Three factors shaping the future of tech education – FE News
The UK government recently announced plans to move forward with initiatives such as the Lifetime Skills Guarantee designed to make retraining and lifelong learning easier than ever.
At the same time, the past five years have seen enormous growth in technology education and retraining programs. As a result, there has never been so much choice for those looking to develop their technical skills, especially in areas like coding and web development.
As the market for technology education continues to grow rapidly, it can be a bit difficult for prospective students and education practitioners to separate meaning from nonsense, signal from noise.
Basically it comes down to the question of how educators can most effectively develop their skills – and to what extent this retraining will shape the changing tech landscape in the long run.
Ultimately, the essential ingredients for a successful tech course can be found in three separate baskets:
- Value, and
Historically, there have been barriers to entry for many people trying to acquire technological skills. One of the key goals for the future of the technology industry is the expansion access to these skills, or in other words – democratize technological education.
A major part of this effort is to ensure that classes are location independent and delivered remotely. This means creating a quality learning experience anywhere, decoupled from the high rental prices of the usual large city centers, removing the pressure on students to relocate. Once this is achieved, the pool of potential multi-skilled software developers, programmers, entrepreneurs and tech leaders increases dramatically. Those who want to learn must have the power, without being uprooted.
Over the past year, many education service providers have been forced to switch from face-to-face to distance education at an unprecedented speed. For those who did not have a solid foundation in distance education, it was a challenge. As a training provider, it is essential to have systems and processes in place, such as custom software, that enable effective remote delivery.
Lessons that cannot be delivered effectively remotely will no doubt be overwhelmed by those that can. This is why “access” is a key driver of technological education that will continue to grow in importance.
No surprises here – value is a simple proposition we are all aware of as we seek the best ‘bang for your buck’. But value is not just a matter of financial investment. It is as much a matter of time investment: something that varies enormously depending on the path a student decides to take. More and more sophisticated students and career-changing people are carefully examining this question.
While a traditional degree in a subject such as computer science is arguably the most comprehensive option in terms of content, it is a considerable investment in both time and money. A three-year degree program will cost at least £ 27,000 in tuition fees, not including maintenance fees and other loans. Taking a three-year break from full-time work is simply not an option for most people who want to change careers.

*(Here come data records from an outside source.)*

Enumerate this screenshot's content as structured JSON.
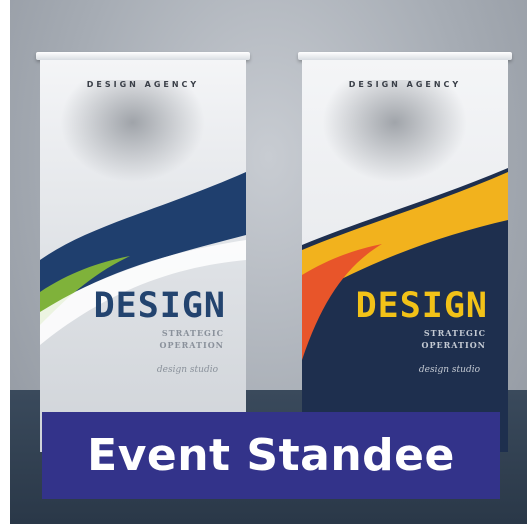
{
  "caption": "Event Standee",
  "standees": [
    {
      "agency": "DESIGN AGENCY",
      "title": "DESIGN",
      "subtitle_1": "STRATEGIC",
      "subtitle_2": "OPERATION",
      "script": "design studio",
      "colors": {
        "wave_main": "#1f3f6e",
        "wave_accent": "#7fb23a",
        "title": "#23446f"
      }
    },
    {
      "agency": "DESIGN AGENCY",
      "title": "DESIGN",
      "subtitle_1": "STRATEGIC",
      "subtitle_2": "OPERATION",
      "script": "design studio",
      "colors": {
        "wave_main": "#f2b21d",
        "wave_accent": "#e8552a",
        "background": "#1e2f4e",
        "title": "#f2c218"
      }
    }
  ],
  "colors": {
    "caption_bg": "#33338a",
    "caption_text": "#ffffff"
  }
}
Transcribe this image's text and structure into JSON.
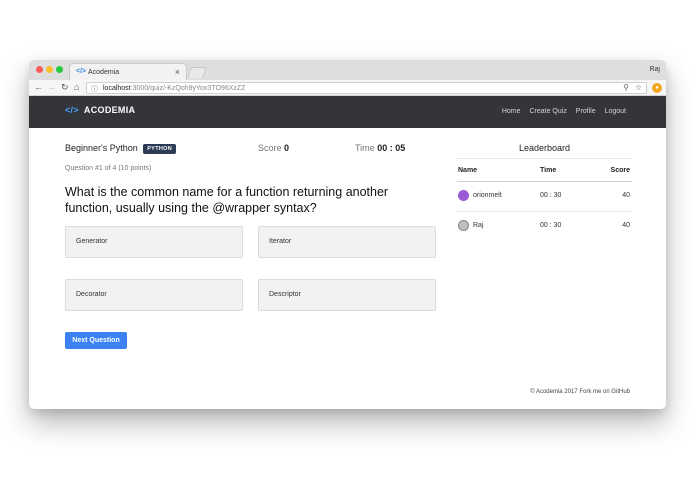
{
  "browser": {
    "tab_title": "Acodemia",
    "tab_favicon": "</>",
    "tab_close": "×",
    "profile_name": "Raj",
    "url_host": "localhost",
    "url_path": ":3000/quiz/-KzQoh9yYox3TO96XzZZ",
    "icons": [
      "back-arrow-icon",
      "forward-arrow-icon",
      "reload-icon",
      "home-icon",
      "info-icon",
      "zoom-icon",
      "star-icon",
      "extension-icon"
    ]
  },
  "navbar": {
    "brand_icon": "</>",
    "brand": "ACODEMIA",
    "links": [
      "Home",
      "Create Quiz",
      "Profile",
      "Logout"
    ]
  },
  "quiz": {
    "title": "Beginner's Python",
    "badge": "PYTHON",
    "score_label": "Score",
    "score_value": "0",
    "time_label": "Time",
    "time_value": "00 : 05",
    "question_info": "Question #1 of 4 (10 points)",
    "question": "What is the common name for a function returning another function, usually using the @wrapper syntax?",
    "answers": [
      "Generator",
      "Iterator",
      "Decorator",
      "Descriptor"
    ],
    "next_label": "Next Question"
  },
  "leaderboard": {
    "title": "Leaderboard",
    "headers": [
      "Name",
      "Time",
      "Score"
    ],
    "rows": [
      {
        "name": "orionmelt",
        "time": "00 : 30",
        "score": "40"
      },
      {
        "name": "Raj",
        "time": "00 : 30",
        "score": "40"
      }
    ]
  },
  "footer": {
    "copyright": "© Acodemia 2017",
    "fork": "Fork me on GitHub"
  },
  "colors": {
    "navbar_bg": "#333539",
    "brand_accent": "#4aa3ff",
    "badge_bg": "#2b3b55",
    "primary_button": "#3b82f0"
  }
}
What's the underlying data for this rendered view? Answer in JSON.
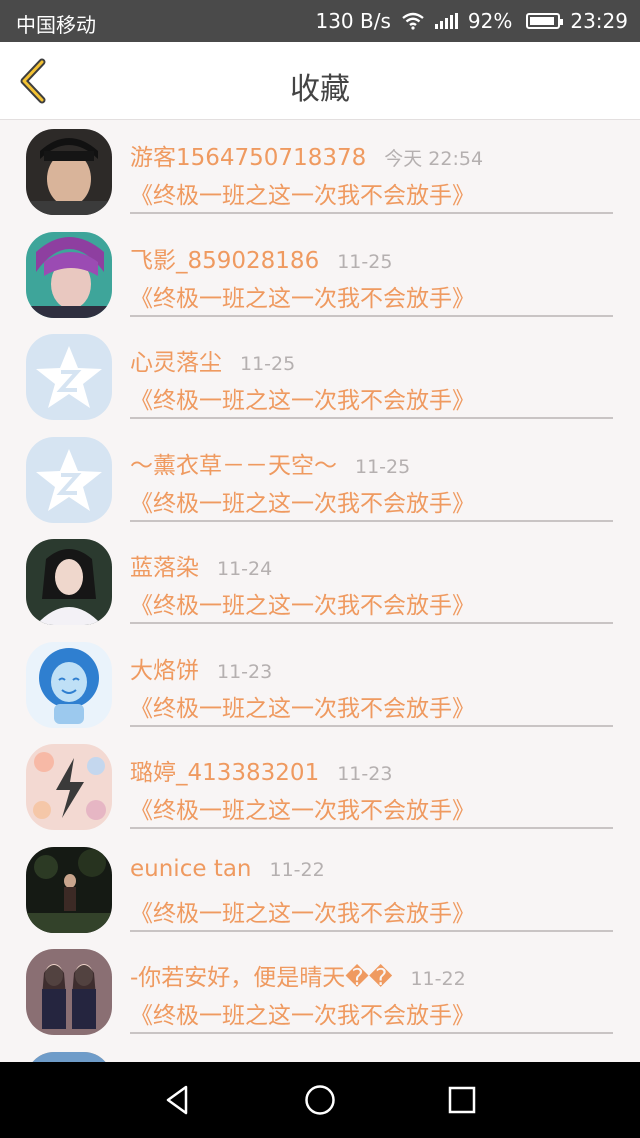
{
  "status_bar": {
    "carrier": "中国移动",
    "speed": "130 B/s",
    "battery": "92%",
    "battery_level": 0.92,
    "time": "23:29"
  },
  "header": {
    "title": "收藏"
  },
  "favorites": [
    {
      "name": "游客1564750718378",
      "time": "今天 22:54",
      "book": "《终极一班之这一次我不会放手》"
    },
    {
      "name": "飞影_859028186",
      "time": "11-25",
      "book": "《终极一班之这一次我不会放手》"
    },
    {
      "name": "心灵落尘",
      "time": "11-25",
      "book": "《终极一班之这一次我不会放手》"
    },
    {
      "name": "～薰衣草－－天空～",
      "time": "11-25",
      "book": "《终极一班之这一次我不会放手》"
    },
    {
      "name": "蓝落染",
      "time": "11-24",
      "book": "《终极一班之这一次我不会放手》"
    },
    {
      "name": "大烙饼",
      "time": "11-23",
      "book": "《终极一班之这一次我不会放手》"
    },
    {
      "name": "璐婷_413383201",
      "time": "11-23",
      "book": "《终极一班之这一次我不会放手》"
    },
    {
      "name": "eunice tan",
      "time": "11-22",
      "book": "《终极一班之这一次我不会放手》"
    },
    {
      "name": "-你若安好，便是晴天��",
      "time": "11-22",
      "book": "《终极一班之这一次我不会放手》"
    }
  ],
  "colors": {
    "accent": "#ef9a60",
    "time_gray": "#b5b0b0",
    "background": "#f8f5f5"
  }
}
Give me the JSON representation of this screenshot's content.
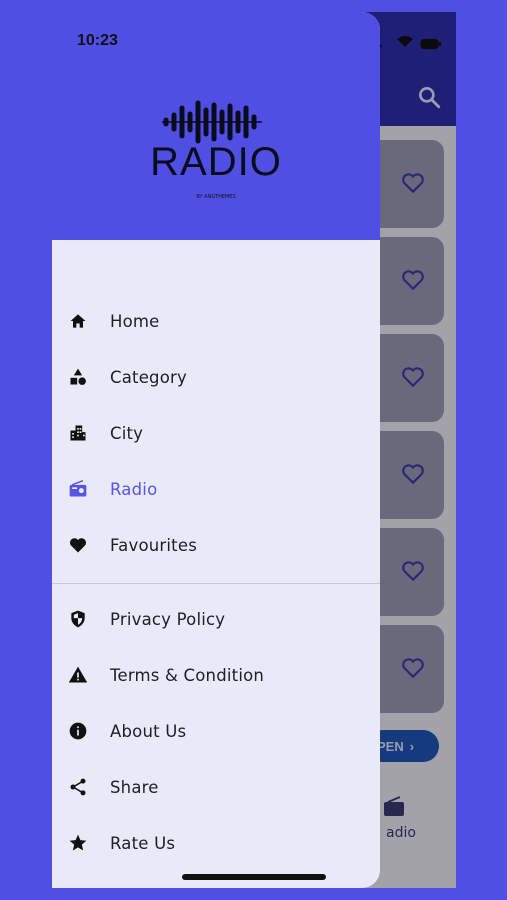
{
  "status_bar": {
    "time": "10:23"
  },
  "brand": {
    "logo_text": "RADIO",
    "logo_subtext": "BY ANGTHEMES"
  },
  "menu": {
    "primary": [
      {
        "label": "Home",
        "icon": "home-icon"
      },
      {
        "label": "Category",
        "icon": "category-icon"
      },
      {
        "label": "City",
        "icon": "city-icon"
      },
      {
        "label": "Radio",
        "icon": "radio-icon",
        "active": true
      },
      {
        "label": "Favourites",
        "icon": "heart-icon"
      }
    ],
    "secondary": [
      {
        "label": "Privacy Policy",
        "icon": "shield-icon"
      },
      {
        "label": "Terms & Condition",
        "icon": "warning-icon"
      },
      {
        "label": "About Us",
        "icon": "info-icon"
      },
      {
        "label": "Share",
        "icon": "share-icon"
      },
      {
        "label": "Rate Us",
        "icon": "star-icon"
      }
    ]
  },
  "background": {
    "open_button_label": "PEN",
    "bottom_tab_label": "adio"
  },
  "colors": {
    "accent": "#5656e0",
    "drawer_bg": "#e9e9f7",
    "header_bg": "#4f4fe3"
  }
}
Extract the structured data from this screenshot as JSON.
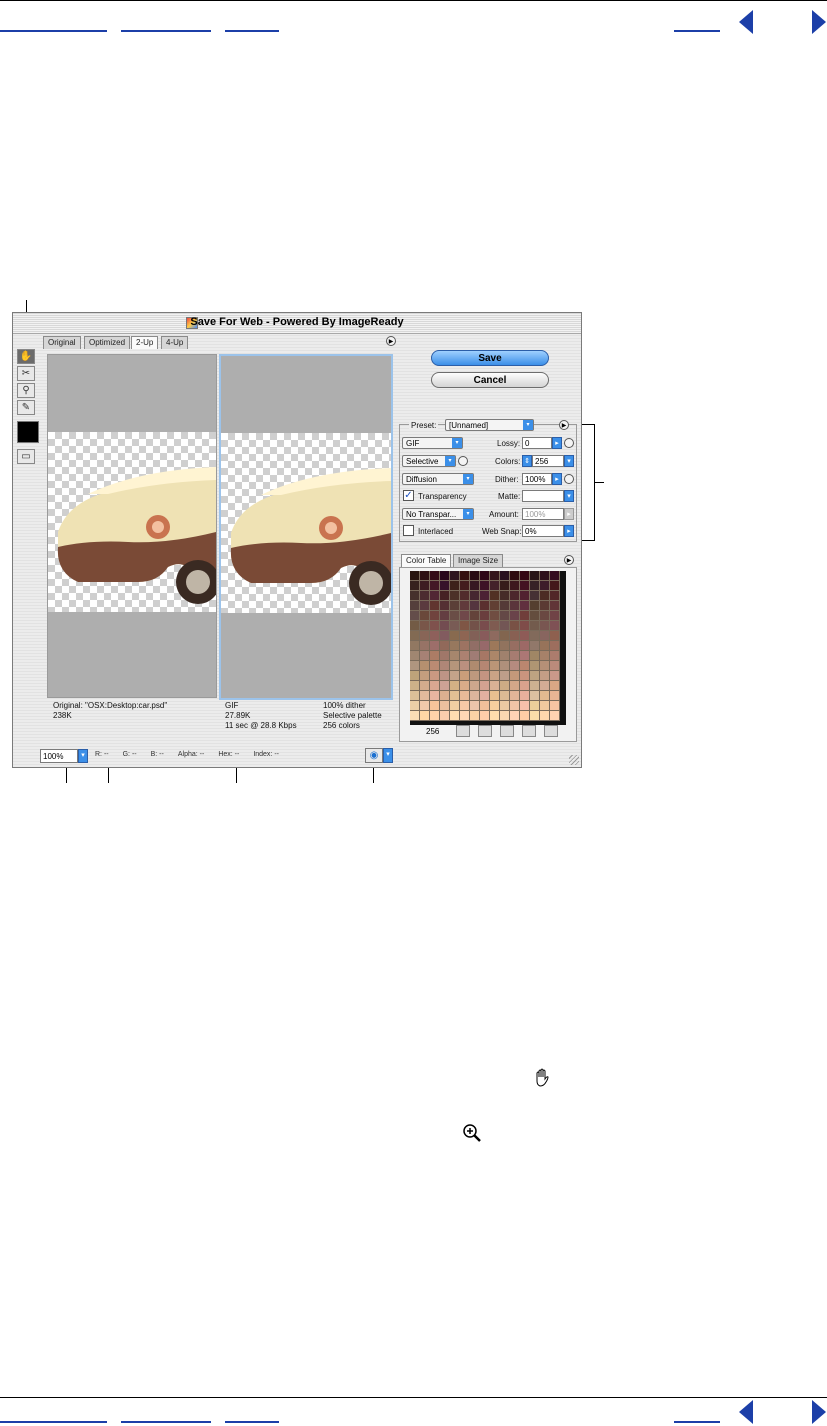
{
  "window": {
    "title": "Save For Web - Powered By ImageReady",
    "tabs": [
      "Original",
      "Optimized",
      "2-Up",
      "4-Up"
    ],
    "active_tab": "2-Up"
  },
  "buttons": {
    "save": "Save",
    "cancel": "Cancel"
  },
  "original_info": {
    "line1": "Original: \"OSX:Desktop:car.psd\"",
    "line2": "238K"
  },
  "optimized_info": {
    "left": [
      "GIF",
      "27.89K",
      "11 sec @ 28.8 Kbps"
    ],
    "right": [
      "100% dither",
      "Selective palette",
      "256 colors"
    ]
  },
  "settings": {
    "preset_label": "Preset:",
    "preset_value": "[Unnamed]",
    "format": "GIF",
    "lossy_label": "Lossy:",
    "lossy_value": "0",
    "reduction": "Selective",
    "colors_label": "Colors:",
    "colors_value": "256",
    "dither_algo": "Diffusion",
    "dither_label": "Dither:",
    "dither_value": "100%",
    "transparency_label": "Transparency",
    "transparency_checked": true,
    "matte_label": "Matte:",
    "matte_value": "",
    "transparency_dither": "No Transpar...",
    "amount_label": "Amount:",
    "amount_value": "100%",
    "interlaced_label": "Interlaced",
    "interlaced_checked": false,
    "websnap_label": "Web Snap:",
    "websnap_value": "0%"
  },
  "color_panel": {
    "tabs": [
      "Color Table",
      "Image Size"
    ],
    "active_tab": "Color Table",
    "color_count": "256"
  },
  "status_bar": {
    "zoom": "100%",
    "readouts": [
      {
        "label": "R:",
        "value": "--"
      },
      {
        "label": "G:",
        "value": "--"
      },
      {
        "label": "B:",
        "value": "--"
      },
      {
        "label": "Alpha:",
        "value": "--"
      },
      {
        "label": "Hex:",
        "value": "--"
      },
      {
        "label": "Index:",
        "value": "--"
      }
    ]
  },
  "colors": {
    "nav_blue": "#1c3fa8",
    "save_button": "#3b8fe8"
  },
  "icons": [
    "hand-icon",
    "slice-select-icon",
    "zoom-icon",
    "eyedropper-icon",
    "color-swatch",
    "preview-toggle-icon",
    "menu-arrow-icon",
    "browser-preview-icon",
    "hand-tool-inline-icon",
    "zoom-tool-inline-icon"
  ]
}
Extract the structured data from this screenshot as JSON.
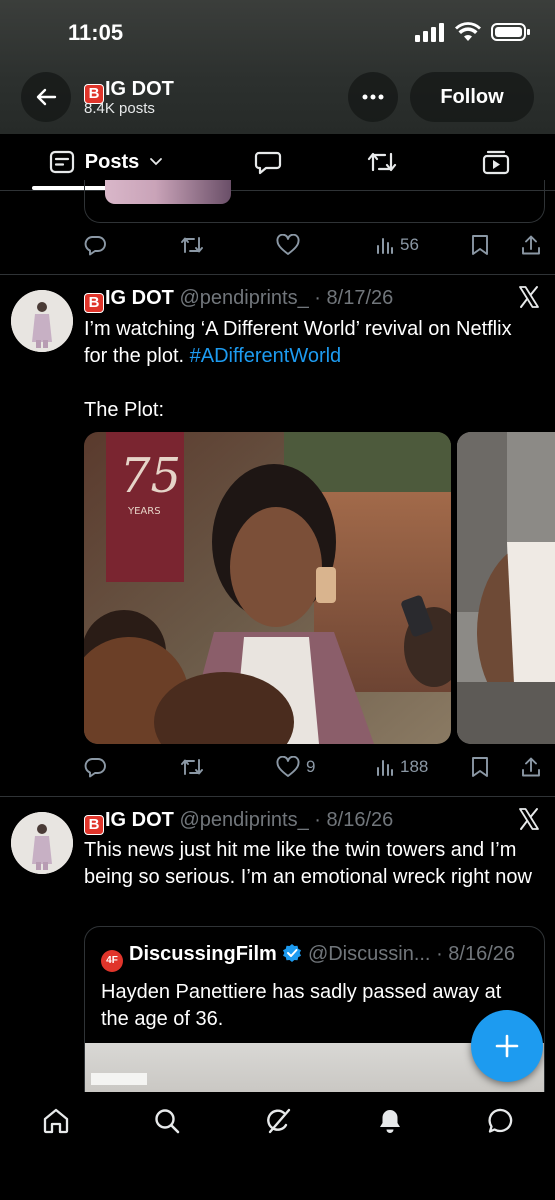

On the other end of the time investment spectrum is the increasingly popular bootcamp model, averaging between nine and twelve weeks with a price tag of around £ 7,000 to £ 10,000. It’s an attractive option for time-conscious people, but it raises the question of how short a course should be if students hope to jump straight into a successful tech career. It is fair to expect results after investing £ 10,000. But is a three month course too short to guarantee this?
With these considerations in mind, this is why a pragmatic six-month course, as offered at academies like Boolean, may seem the most balanced to anyone who is aware of the risk. As additional insurance against the risk of an unrecovered investment on the part of the student, training providers should consider a money-back guarantee for any alumni who fail to settle into a role in technology. It’s a bold commitment, but it aligns the goals of educators with learners and demonstrates confidence in the course.
Having a clear idea of the desired results helps to have a clear idea of the goal. For example, a valuable distinction between a degree program and a bootcamp is that the former is theoretically designed to impart knowledge, while the latter should be designed with careers as the last word.
Beyond the nuts and bolts of programming, a solid career service is at the heart of the bottom line of any career-focused tech academy. As mentioned above, a job or money back guarantee is a powerful way to stay focused on positive results, instilling confidence in both students and teachers. Combine this with responsive career support for students and proactive outreach with potential employers, to deliver a totally career-obsessed experience for results-conscious students.
A lack of tangible results to aim for does a disservice to students, who know very well what to expect in return for their time and money. As the tech industry continues to become increasingly competitive, a laser focus on results will become a serious differentiator for technology education providers.
Looking for the best
In the increasingly saturated market for tech education, it’s harder for both prospective students to find the right course for them and for educators to stand out from the crowd – yet they have to.
It was screened by TechUK that “Three million more new jobs that will require digital skills will be created in the UK by 2025”. This highlights the importance of technology education providers, be they universities, academies or bootcamps, and the role they play.
The way forward for educators and students is to stick to the principles of Access, Value, and Results. This is what educators should seek to provide; this is what students should seek and demand.